Thousands of dogs and cats are brutally slaughtered for human consumption in Yulin for the summer solstice, but this represents just a fraction of the year-round trade across China. Most of these animals are stolen pets and strays grabbed from the streets. Over the years, the Yulin authorities have attempted several crack downs on the trade, including roadblocks to stop trucks entering the city packed full of live dogs and cats. In 2020 the two major cities of Shenzhen and Zhuhai implemented bans on the consumption of dog and cat meat, and China’s Ministry of Agriculture and Rural Affairs made an official statement that dogs are companion animals and not “livestock” for eating. Despite this progress, the authorities in Yulin have not implemented robust measures to ban the trade, even though the supply of dogs and cats relies primarily on criminal activity.

Fast fact:

  • Yulin’s so-called Lychee and Dog Meat Festival is not a traditional event. It was launched in 2010 by dog meat traders in an attempt to encourage dog meat eating and boost sales. Prior to 2010, Yulin had no history of commercial dog or cat meat sales.

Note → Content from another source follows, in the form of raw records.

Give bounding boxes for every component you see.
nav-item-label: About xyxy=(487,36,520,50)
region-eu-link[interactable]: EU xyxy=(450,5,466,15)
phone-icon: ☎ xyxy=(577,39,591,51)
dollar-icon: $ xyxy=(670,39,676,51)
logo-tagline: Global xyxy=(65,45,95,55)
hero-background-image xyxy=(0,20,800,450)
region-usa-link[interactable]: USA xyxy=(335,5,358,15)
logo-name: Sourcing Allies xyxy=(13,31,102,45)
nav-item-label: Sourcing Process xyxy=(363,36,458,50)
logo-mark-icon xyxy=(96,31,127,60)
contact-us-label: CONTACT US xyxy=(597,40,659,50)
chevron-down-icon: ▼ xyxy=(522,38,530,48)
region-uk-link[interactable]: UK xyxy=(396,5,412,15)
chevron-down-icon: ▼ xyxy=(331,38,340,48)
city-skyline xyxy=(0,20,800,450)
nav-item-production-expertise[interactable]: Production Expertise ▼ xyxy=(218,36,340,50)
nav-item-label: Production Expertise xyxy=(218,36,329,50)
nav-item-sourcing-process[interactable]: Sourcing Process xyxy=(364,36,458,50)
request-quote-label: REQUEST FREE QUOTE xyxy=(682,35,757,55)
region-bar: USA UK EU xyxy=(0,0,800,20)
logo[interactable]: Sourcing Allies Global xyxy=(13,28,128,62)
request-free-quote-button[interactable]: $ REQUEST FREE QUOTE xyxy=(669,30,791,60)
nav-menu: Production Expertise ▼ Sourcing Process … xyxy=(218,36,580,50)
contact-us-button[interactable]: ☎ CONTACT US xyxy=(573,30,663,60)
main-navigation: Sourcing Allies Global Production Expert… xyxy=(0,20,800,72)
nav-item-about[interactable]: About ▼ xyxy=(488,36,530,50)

  • A 2016 survey showed that 69.5% of people across China have never eaten dog meat.
  • Summertime also sees an increase in dog meat eating in South Korea where dog meat soup or “bosintang” is often eaten by older citizens to beat the heat. Opinion polls show that the majority of South Koreans (87.5%) either do not consume dog meat or don’t intend to in the future. Both President Yoon Suk-yeol and first lady Kim Keon-hee have expressed support for an end to the practice.
  • Dog meat is banned in Hong Kong, Taiwan, Thailand, Singapore and the Philippines, as well as in the cities of Shenzhen and Zhuhai in mainland China, Siem Reap province in Cambodia, and in 21 cities and regencies in Indonesia. An estimated 30 million dogs a year are still killed for meat across Asia.